Christmas just wouldn't be the same without your festive favourite. Mistletoe, turkey, awkward questions from distant relatives at dinner about when you’re going to be getting a girlfriend. But the one that trumps them all is, of course, Love Actually.

The film has become something of a crimbo cult in the UK, beloved by young and old alike. Testament to its enduring popularity is the recent decision by Netflix to bow to subscriber pressure and add the title to its library, just in time for the holiday season (available from 14th December, in case you were wondering).

But despite its heart-warming tales of love across the lives of an all-star cast, cleverly interlinked by their careers, family and even indiscretions, Love Actually is missing something.

If you’ve ever delved a little deeper into the DVD extras, you might have come across some of the deleted scenes from the film, cut for various reasons. Among them is a subplot involving the headmistress of the school that features towards the climax of the film. It shows her and her same-sex partner having a mundane conversation – laced with the atmosphere of fear as she slowly becomes ill.

Director Richard Curtis noted that his decision not to include the story was purely down to the ‘knock on’ effect of losing another storyline, in which the head teacher was introduced, thus rendering this plot illogical in the complex narrative of the film.

The scenes are striking for a few reasons, the sincerity and brilliance of the acting by Anne Reed and Frances de la Tour, the heartwarming and genuine portrayals of a couple enduring illness together, allows the audience to relate to the characters and form emotion as the storyline develops. The passion they share together is special to witness, despite the sorrow clearly befalling them.

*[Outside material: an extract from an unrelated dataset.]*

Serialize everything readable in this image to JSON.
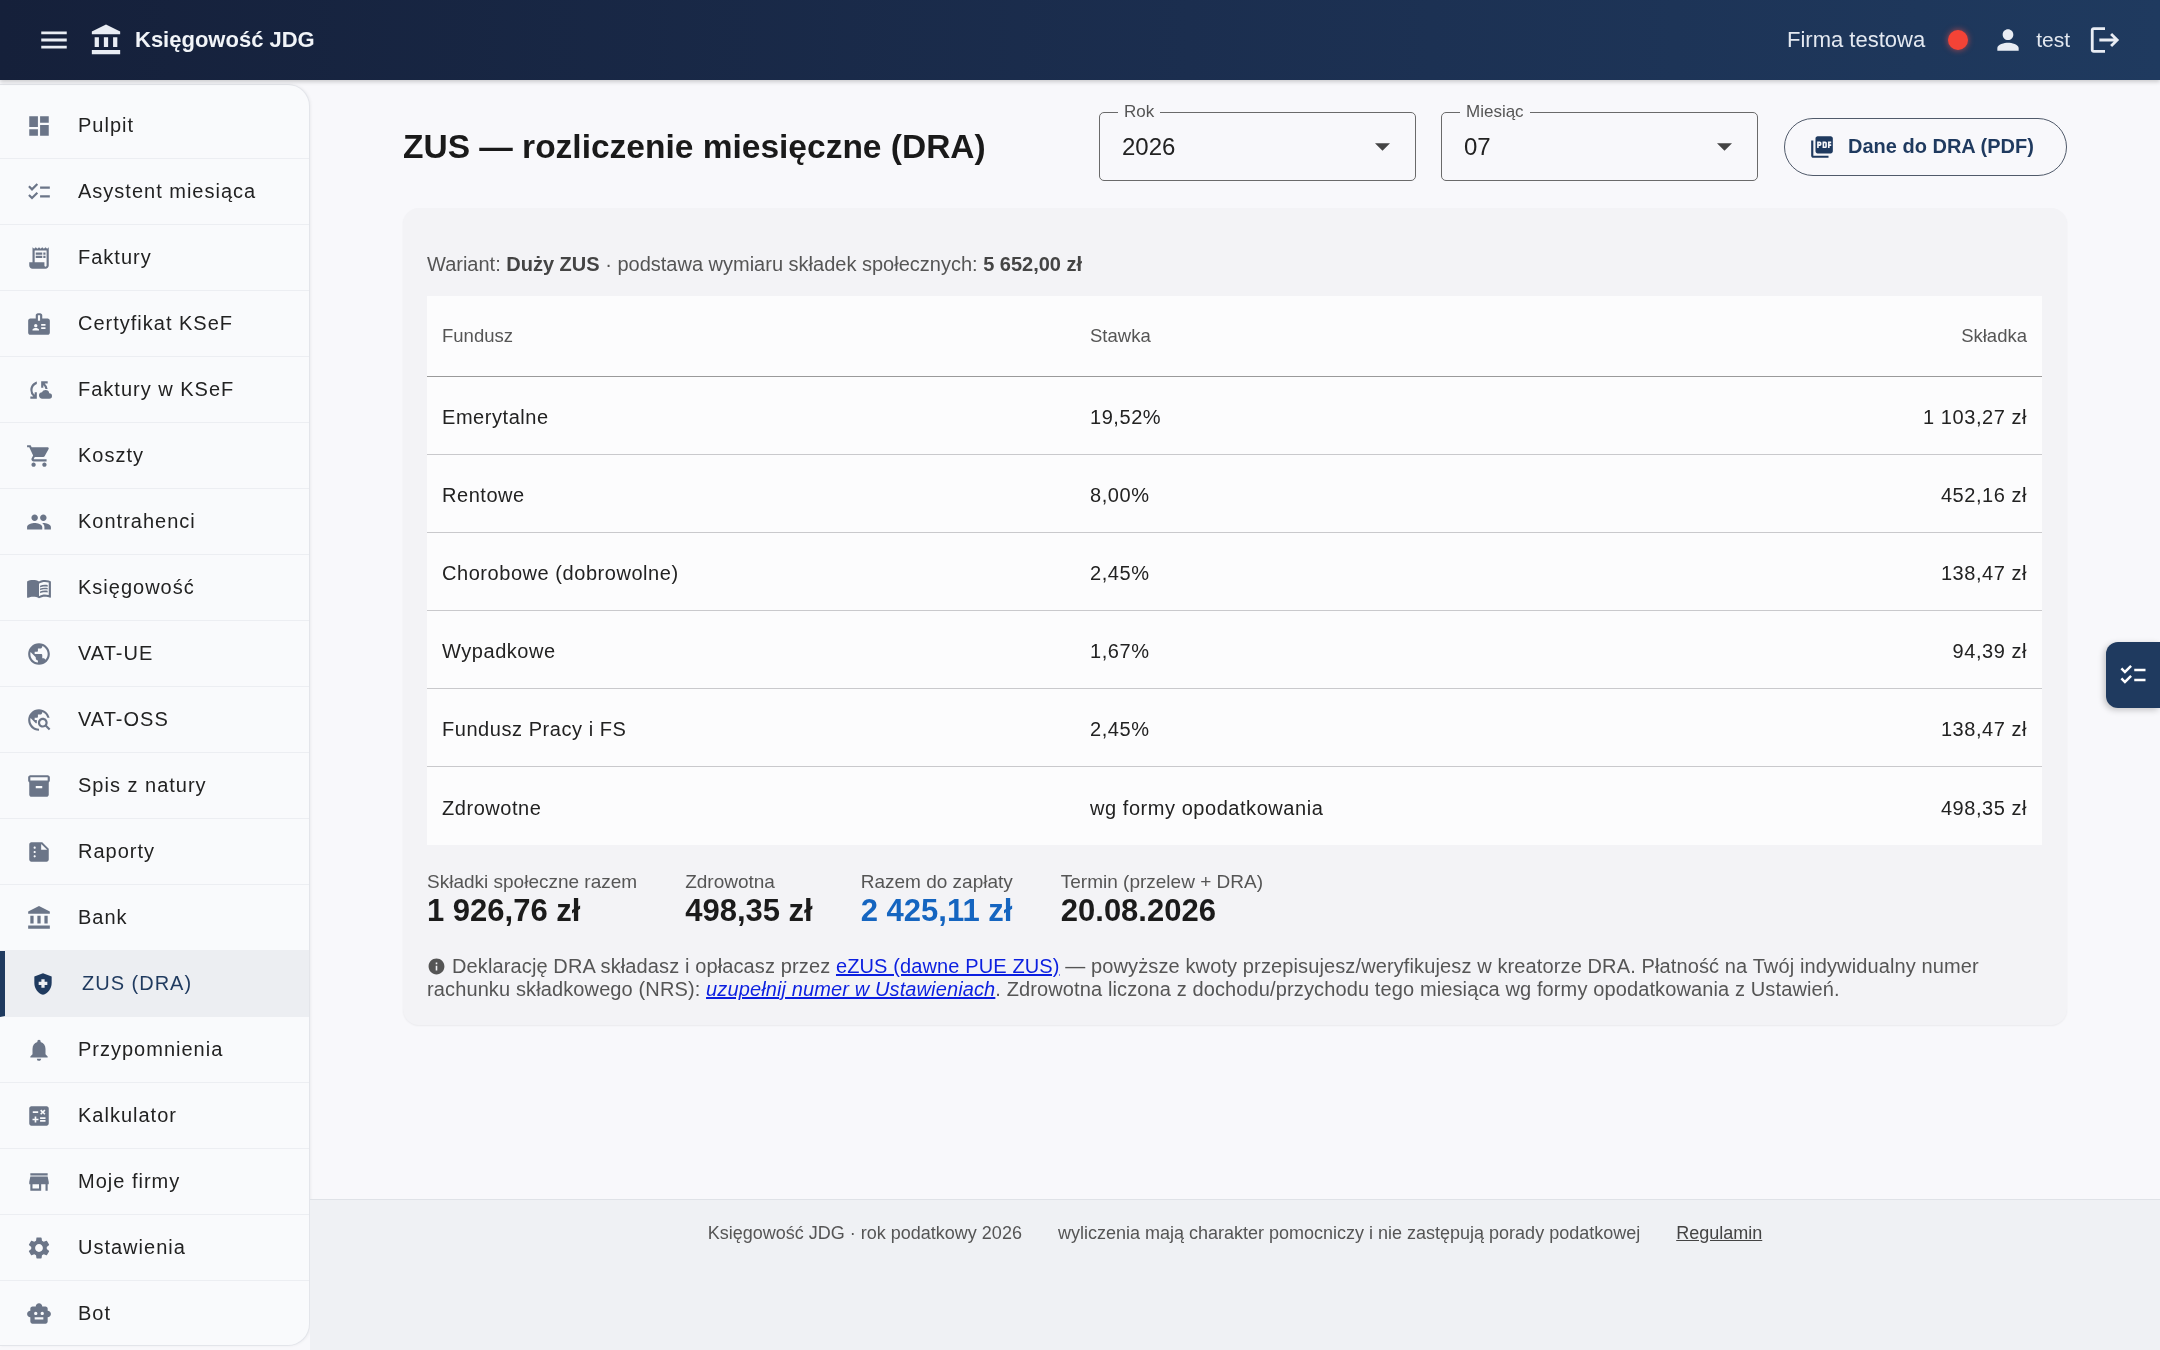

The scene does a brilliant job of communicating the reality and normality of same-sex relationships. You can’t help but wonder whist watching it what their backstories are - how they met, the struggles they must’ve had. But in my eyes, the most striking part of this small deleted scene is just how ahead of its time it really was, despite its ultimate trip to the cutting room floor.

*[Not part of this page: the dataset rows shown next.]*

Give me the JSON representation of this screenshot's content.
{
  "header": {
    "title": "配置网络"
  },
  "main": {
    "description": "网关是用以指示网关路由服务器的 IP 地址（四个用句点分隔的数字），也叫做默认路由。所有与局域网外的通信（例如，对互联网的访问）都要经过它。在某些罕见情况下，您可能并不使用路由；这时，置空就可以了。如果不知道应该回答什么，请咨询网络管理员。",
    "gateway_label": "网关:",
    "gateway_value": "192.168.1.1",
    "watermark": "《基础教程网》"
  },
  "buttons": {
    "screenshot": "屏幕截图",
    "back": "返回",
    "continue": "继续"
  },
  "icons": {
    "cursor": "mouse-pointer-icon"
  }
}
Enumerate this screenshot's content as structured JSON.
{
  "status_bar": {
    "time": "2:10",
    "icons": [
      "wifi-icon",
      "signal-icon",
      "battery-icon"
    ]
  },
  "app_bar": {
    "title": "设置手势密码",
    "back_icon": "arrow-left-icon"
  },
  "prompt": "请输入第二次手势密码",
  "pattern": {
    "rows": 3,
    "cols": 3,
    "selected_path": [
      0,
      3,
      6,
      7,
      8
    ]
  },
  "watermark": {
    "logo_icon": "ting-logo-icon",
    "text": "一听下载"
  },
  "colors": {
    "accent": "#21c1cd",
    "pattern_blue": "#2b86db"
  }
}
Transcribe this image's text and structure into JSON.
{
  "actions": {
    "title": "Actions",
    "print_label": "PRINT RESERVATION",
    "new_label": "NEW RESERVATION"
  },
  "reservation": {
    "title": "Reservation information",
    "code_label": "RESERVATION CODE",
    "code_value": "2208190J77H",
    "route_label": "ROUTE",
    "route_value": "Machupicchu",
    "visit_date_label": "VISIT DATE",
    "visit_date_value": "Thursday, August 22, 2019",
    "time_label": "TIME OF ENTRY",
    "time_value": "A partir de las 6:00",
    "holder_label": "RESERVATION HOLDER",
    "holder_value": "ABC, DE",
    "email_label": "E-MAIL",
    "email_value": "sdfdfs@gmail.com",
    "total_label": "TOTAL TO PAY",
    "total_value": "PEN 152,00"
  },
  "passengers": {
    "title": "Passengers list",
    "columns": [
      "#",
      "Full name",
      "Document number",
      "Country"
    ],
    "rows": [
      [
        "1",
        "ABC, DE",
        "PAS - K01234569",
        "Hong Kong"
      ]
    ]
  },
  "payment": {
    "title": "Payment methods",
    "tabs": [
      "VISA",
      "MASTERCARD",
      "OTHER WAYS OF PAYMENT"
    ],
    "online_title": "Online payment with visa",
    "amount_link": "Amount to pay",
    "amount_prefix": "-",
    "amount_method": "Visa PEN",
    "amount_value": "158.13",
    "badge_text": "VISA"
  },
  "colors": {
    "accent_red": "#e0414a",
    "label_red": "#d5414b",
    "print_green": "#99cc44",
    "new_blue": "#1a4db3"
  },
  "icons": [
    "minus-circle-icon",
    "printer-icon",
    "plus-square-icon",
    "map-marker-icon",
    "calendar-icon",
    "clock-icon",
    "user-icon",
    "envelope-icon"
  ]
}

It could have been a defining moment for the LGBTQ+ community in 2003.

When Love Actually premiered, Civil Partnerships were not yet a reality for same sex couples, let alone the distant victory of equal marriage rights in Great Britain. The fact that a film with such a brilliant and varied cast was even able to consider shooting such a personal and emotional same-sex story proves just how modern Love Actually was aiming to be. It is a great shame it wasn’t included as it would have sent a ripple through society at the time.

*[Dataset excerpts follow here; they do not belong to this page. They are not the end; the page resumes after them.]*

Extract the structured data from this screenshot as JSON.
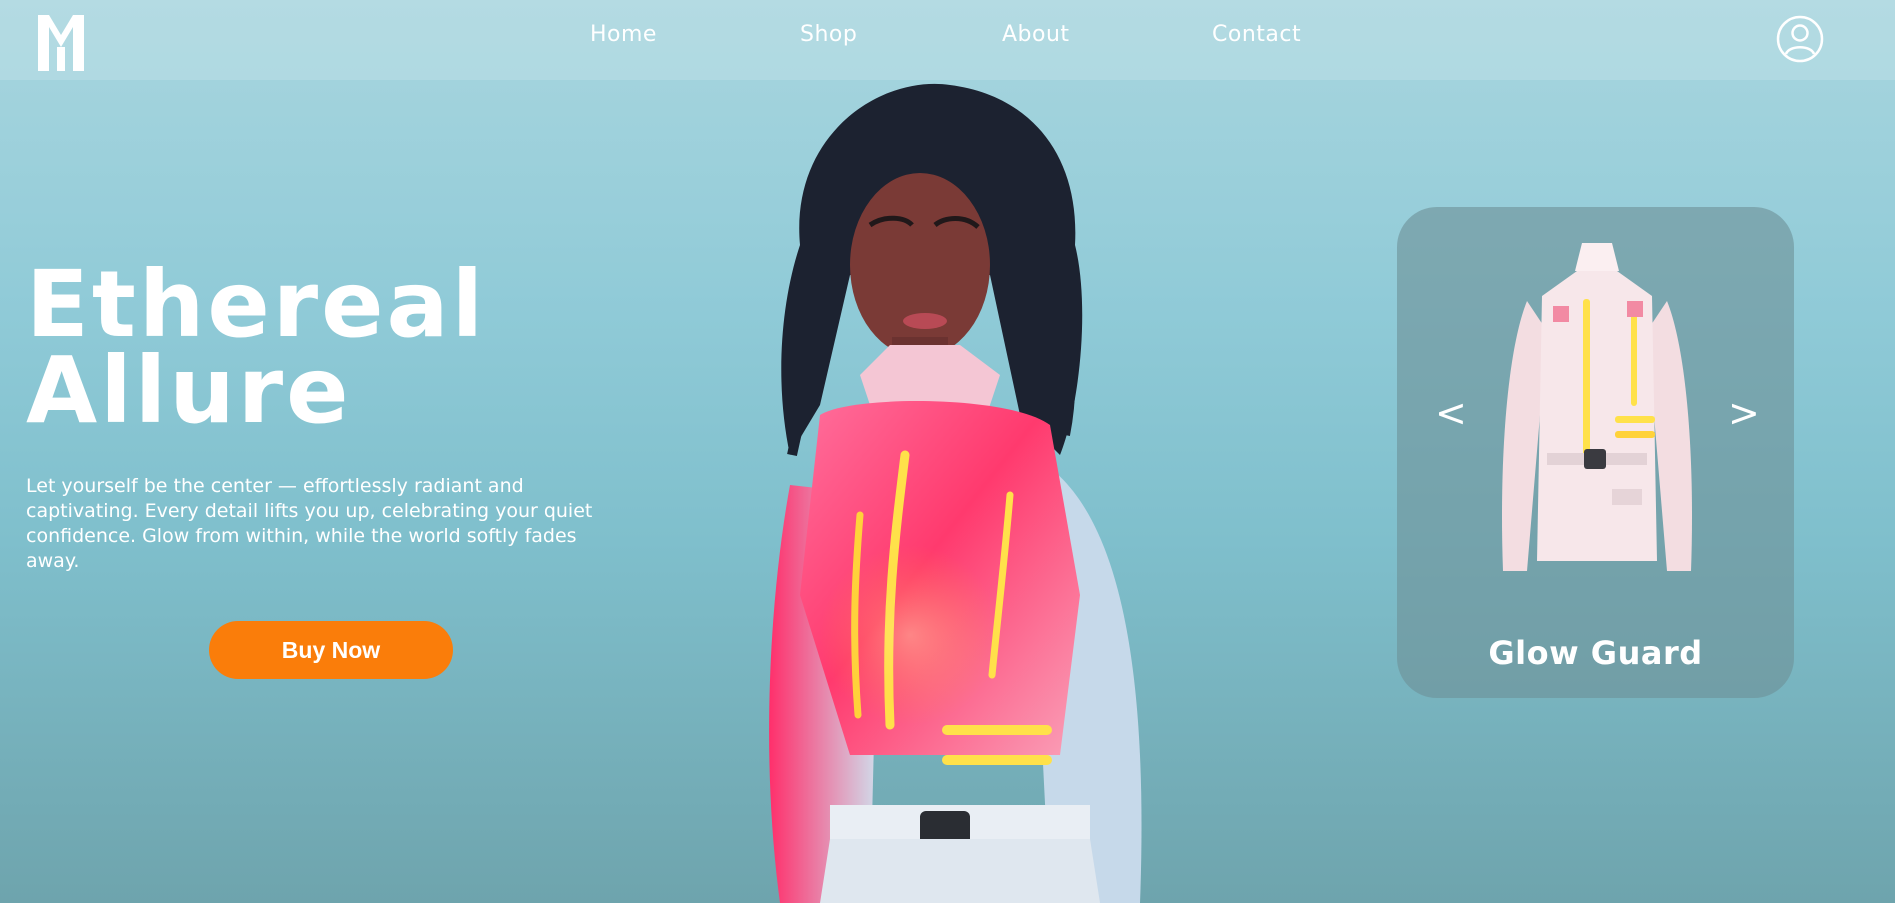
{
  "header": {
    "logo_icon": "m-monogram-logo",
    "nav": [
      {
        "label": "Home"
      },
      {
        "label": "Shop"
      },
      {
        "label": "About"
      },
      {
        "label": "Contact"
      }
    ],
    "account_icon": "user-account-icon"
  },
  "hero": {
    "title_line1": "Ethereal",
    "title_line2": "Allure",
    "description": "Let yourself be the center — effortlessly radiant and captivating. Every detail lifts you up, celebrating your quiet confidence. Glow from within, while the world softly fades away.",
    "cta_label": "Buy Now"
  },
  "product_card": {
    "prev_label": "<",
    "next_label": ">",
    "name": "Glow Guard"
  },
  "colors": {
    "accent": "#fa7d0a",
    "glow_pink": "#ff3a7a",
    "glow_yellow": "#ffe14a",
    "background_top": "#a9d6df",
    "background_bottom": "#6ea4ad"
  }
}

Ultimately, even without this scene, it’s still a film that promotes so many of the modern values we desperately need to protect and promote; inclusion, diversity and an awareness of the lives of those around you. As Richard Curtis said regarding this beautiful scene, “no matter how unlikely, any character you come across in life has their own complicated tale of love”. Remember that when you’re snuggling up with a mulled wine and mince pie to watch Love Actually this Christmas.